From 2015 to 2022, "Microservices" was the resume-padding buzzword of choice. Startups with 5 users were deploying 20 services via Kubernetes. It was complexity for complexity's sake. In 2026, the pendulum has swung back.
The "Distributed Monolith" Trap
Most companies didn't build microservices; they built a distributed monolith. They took function calls (which take nanoseconds) and turned them into HTTP requests (which take milliseconds) over a flaky network.
The "Whoops" Moment
"We spent more time debugging distributed tracing and managing Terraform state files than we did building product features." — Every CTO in 2024.

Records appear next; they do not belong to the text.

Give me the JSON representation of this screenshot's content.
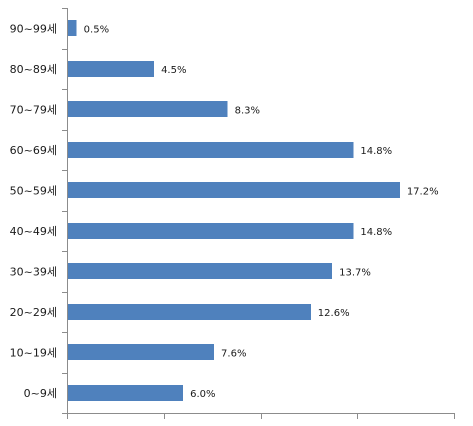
{
  "chart_data": {
    "type": "bar",
    "orientation": "horizontal",
    "categories": [
      "90~99세",
      "80~89세",
      "70~79세",
      "60~69세",
      "50~59세",
      "40~49세",
      "30~39세",
      "20~29세",
      "10~19세",
      "0~9세"
    ],
    "values": [
      0.5,
      4.5,
      8.3,
      14.8,
      17.2,
      14.8,
      13.7,
      12.6,
      7.6,
      6.0
    ],
    "value_labels": [
      "0.5%",
      "4.5%",
      "8.3%",
      "14.8%",
      "17.2%",
      "14.8%",
      "13.7%",
      "12.6%",
      "7.6%",
      "6.0%"
    ],
    "xlim": [
      0,
      20
    ],
    "x_major_unit": 5,
    "grid": false,
    "legend": "none",
    "bar_color": "#4f81bd",
    "axis_color": "#8c8c8c"
  }
}
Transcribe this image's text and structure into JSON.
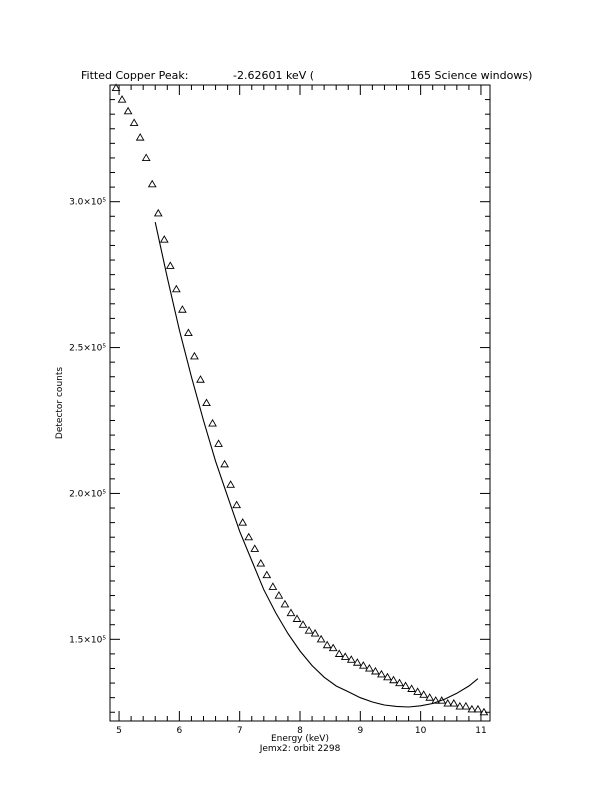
{
  "header": {
    "label": "Fitted Copper Peak:",
    "value": "-2.62601 keV (",
    "windows": "165 Science windows)"
  },
  "chart_data": {
    "type": "scatter",
    "title": "Fitted Copper Peak:      -2.62601 keV (       165 Science windows)",
    "xlabel": "Energy (keV)",
    "ylabel": "Detector counts",
    "subtitle": "Jemx2: orbit 2298",
    "xlim": [
      4.85,
      11.15
    ],
    "ylim": [
      122000,
      340000
    ],
    "x_ticks": [
      5,
      6,
      7,
      8,
      9,
      10,
      11
    ],
    "y_ticks": [
      {
        "value": 150000,
        "label": "1.5×10⁵"
      },
      {
        "value": 200000,
        "label": "2.0×10⁵"
      },
      {
        "value": 250000,
        "label": "2.5×10⁵"
      },
      {
        "value": 300000,
        "label": "3.0×10⁵"
      }
    ],
    "grid": false,
    "series": [
      {
        "marker": "triangle",
        "x": [
          4.95,
          5.05,
          5.15,
          5.25,
          5.35,
          5.45,
          5.55,
          5.65,
          5.75,
          5.85,
          5.95,
          6.05,
          6.15,
          6.25,
          6.35,
          6.45,
          6.55,
          6.65,
          6.75,
          6.85,
          6.95,
          7.05,
          7.15,
          7.25,
          7.35,
          7.45,
          7.55,
          7.65,
          7.75,
          7.85,
          7.95,
          8.05,
          8.15,
          8.25,
          8.35,
          8.45,
          8.55,
          8.65,
          8.75,
          8.85,
          8.95,
          9.05,
          9.15,
          9.25,
          9.35,
          9.45,
          9.55,
          9.65,
          9.75,
          9.85,
          9.95,
          10.05,
          10.15,
          10.25,
          10.35,
          10.45,
          10.55,
          10.65,
          10.75,
          10.85,
          10.95,
          11.05
        ],
        "y": [
          339000,
          335000,
          331000,
          327000,
          322000,
          315000,
          306000,
          296000,
          287000,
          278000,
          270000,
          263000,
          255000,
          247000,
          239000,
          231000,
          224000,
          217000,
          210000,
          203000,
          196000,
          190000,
          185000,
          181000,
          176000,
          172000,
          168000,
          165000,
          162000,
          159000,
          157000,
          155000,
          153000,
          152000,
          150000,
          148000,
          147000,
          145000,
          144000,
          143000,
          142000,
          141000,
          140000,
          139000,
          138000,
          137000,
          136000,
          135000,
          134000,
          133000,
          132000,
          131000,
          130000,
          129000,
          129000,
          128000,
          128000,
          127000,
          127000,
          126000,
          126000,
          125000
        ]
      },
      {
        "type": "line",
        "x": [
          5.6,
          5.8,
          6.0,
          6.2,
          6.4,
          6.6,
          6.8,
          7.0,
          7.2,
          7.4,
          7.6,
          7.8,
          8.0,
          8.2,
          8.4,
          8.6,
          8.8,
          9.0,
          9.2,
          9.4,
          9.6,
          9.8,
          10.0,
          10.2,
          10.4,
          10.6,
          10.8,
          10.95
        ],
        "y": [
          293000,
          274000,
          256000,
          240000,
          225000,
          211000,
          199000,
          187000,
          177000,
          167000,
          159000,
          152000,
          146000,
          141000,
          137000,
          134000,
          132000,
          130000,
          128500,
          127500,
          127000,
          126800,
          127200,
          128000,
          129500,
          131500,
          134000,
          136500
        ]
      }
    ]
  }
}
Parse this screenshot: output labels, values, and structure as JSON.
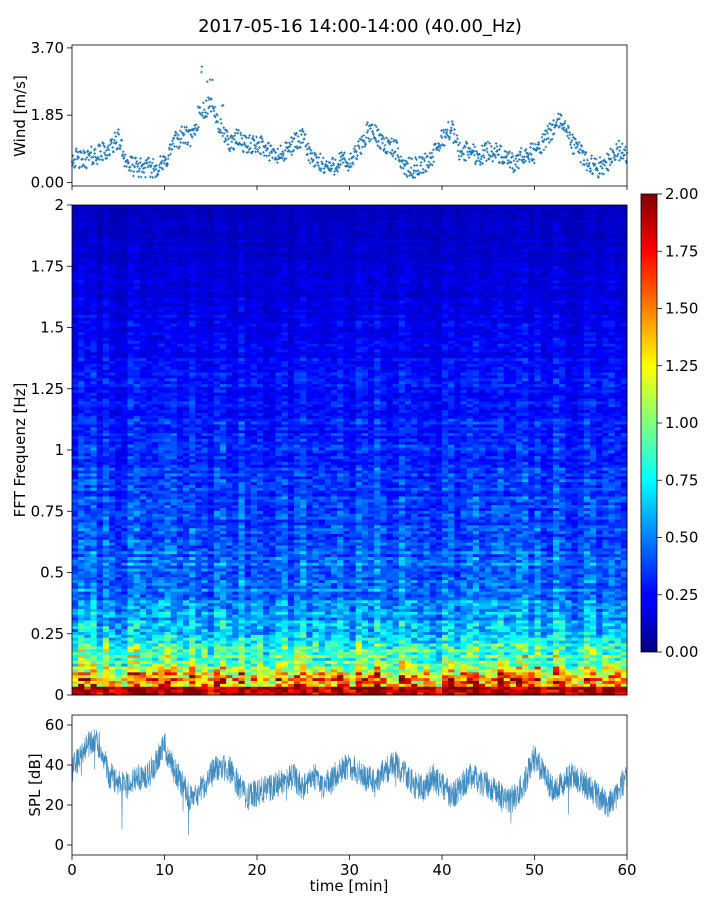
{
  "figure": {
    "title": "2017-05-16 14:00-14:00 (40.00_Hz)"
  },
  "chart_data": [
    {
      "type": "scatter",
      "panel": "wind",
      "ylabel": "Wind [m/s]",
      "xlim": [
        0,
        60
      ],
      "ylim": [
        -0.1,
        3.78
      ],
      "yticks": [
        0.0,
        1.85,
        3.7
      ],
      "ytick_labels": [
        "0.00",
        "1.85",
        "3.70"
      ],
      "x_tick_labels_shown": false,
      "marker": "+",
      "color": "#1f77b4",
      "x": [
        0,
        1,
        2,
        3,
        4,
        5,
        6,
        7,
        8,
        9,
        10,
        11,
        12,
        13,
        14,
        15,
        16,
        17,
        18,
        19,
        20,
        21,
        22,
        23,
        24,
        25,
        26,
        27,
        28,
        29,
        30,
        31,
        32,
        33,
        34,
        35,
        36,
        37,
        38,
        39,
        40,
        41,
        42,
        43,
        44,
        45,
        46,
        47,
        48,
        49,
        50,
        51,
        52,
        53,
        54,
        55,
        56,
        57,
        58,
        59,
        60
      ],
      "y": [
        0.7,
        0.6,
        0.7,
        0.8,
        0.9,
        1.2,
        0.5,
        0.4,
        0.4,
        0.4,
        0.5,
        1.1,
        1.3,
        1.2,
        2.0,
        2.1,
        1.5,
        1.1,
        1.2,
        1.0,
        1.1,
        0.9,
        0.7,
        0.8,
        1.1,
        1.2,
        0.6,
        0.5,
        0.4,
        0.6,
        0.5,
        0.9,
        1.4,
        1.3,
        1.0,
        0.9,
        0.4,
        0.4,
        0.5,
        0.7,
        1.2,
        1.5,
        0.8,
        0.9,
        0.7,
        0.9,
        0.8,
        0.6,
        0.5,
        0.8,
        0.8,
        1.1,
        1.5,
        1.7,
        1.1,
        0.8,
        0.5,
        0.4,
        0.6,
        0.9,
        0.7
      ]
    },
    {
      "type": "heatmap",
      "panel": "spectrogram",
      "ylabel": "FFT Frequenz [Hz]",
      "xlim": [
        0,
        60
      ],
      "ylim": [
        0,
        2
      ],
      "yticks": [
        0,
        0.25,
        0.5,
        0.75,
        1,
        1.25,
        1.5,
        1.75,
        2
      ],
      "ytick_labels": [
        "0",
        "0.25",
        "0.5",
        "0.75",
        "1",
        "1.25",
        "1.5",
        "1.75",
        "2"
      ],
      "colormap": "jet",
      "colorbar": {
        "vmin": 0.0,
        "vmax": 2.0,
        "ticks": [
          0.0,
          0.25,
          0.5,
          0.75,
          1.0,
          1.25,
          1.5,
          1.75,
          2.0
        ],
        "tick_labels": [
          "0.00",
          "0.25",
          "0.50",
          "0.75",
          "1.00",
          "1.25",
          "1.50",
          "1.75",
          "2.00"
        ]
      },
      "frequency_profile": {
        "freq": [
          0,
          0.05,
          0.1,
          0.15,
          0.2,
          0.3,
          0.4,
          0.5,
          0.75,
          1.0,
          1.25,
          1.5,
          1.75,
          2.0
        ],
        "value": [
          1.9,
          1.65,
          1.25,
          0.95,
          0.8,
          0.6,
          0.5,
          0.45,
          0.38,
          0.33,
          0.28,
          0.22,
          0.17,
          0.12
        ]
      }
    },
    {
      "type": "line",
      "panel": "spl",
      "xlabel": "time [min]",
      "ylabel": "SPL [dB]",
      "xlim": [
        0,
        60
      ],
      "ylim": [
        -5,
        65
      ],
      "xticks": [
        0,
        10,
        20,
        30,
        40,
        50,
        60
      ],
      "xtick_labels": [
        "0",
        "10",
        "20",
        "30",
        "40",
        "50",
        "60"
      ],
      "yticks": [
        0,
        20,
        40,
        60
      ],
      "ytick_labels": [
        "0",
        "20",
        "40",
        "60"
      ],
      "color": "#1f77b4",
      "x": [
        0,
        1,
        2,
        3,
        4,
        5,
        6,
        7,
        8,
        9,
        10,
        11,
        12,
        13,
        14,
        15,
        16,
        17,
        18,
        19,
        20,
        21,
        22,
        23,
        24,
        25,
        26,
        27,
        28,
        29,
        30,
        31,
        32,
        33,
        34,
        35,
        36,
        37,
        38,
        39,
        40,
        41,
        42,
        43,
        44,
        45,
        46,
        47,
        48,
        49,
        50,
        51,
        52,
        53,
        54,
        55,
        56,
        57,
        58,
        59,
        60
      ],
      "y": [
        38,
        45,
        52,
        50,
        35,
        32,
        30,
        34,
        33,
        40,
        50,
        38,
        30,
        22,
        28,
        35,
        40,
        38,
        30,
        24,
        26,
        28,
        30,
        32,
        34,
        28,
        35,
        30,
        32,
        38,
        40,
        36,
        33,
        32,
        38,
        40,
        36,
        30,
        28,
        34,
        30,
        25,
        28,
        35,
        32,
        30,
        26,
        22,
        24,
        32,
        45,
        35,
        28,
        30,
        35,
        32,
        28,
        24,
        20,
        26,
        35
      ],
      "spread": 7
    }
  ]
}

Enter the Modular Monolith
At elitics.io, we default to the Modular Monolith.
Single Deployment Unit
One CI/CD pipeline. One database (logically separated). Atomic commits.
Strict Boundaries
Code is organized into modules (Billing, Users, Inventory) that interact via public interfaces, not backdoor SQL joins. It enforces discipline without the network lag.
When to actually split?
We only extract a service when it has a vastly different scaling profile.
// Good reason to split:
"The Video Transcoding module eats 100% CPU and crashes the API server." -> Move to Worker Service.
// Bad reason to split:
"We want the User Profile team to have their own repo." -> Use a Monorepo.
Simplicity scales better than complexity. Don't build Google's infrastructure unless you have Google's problems (and budget).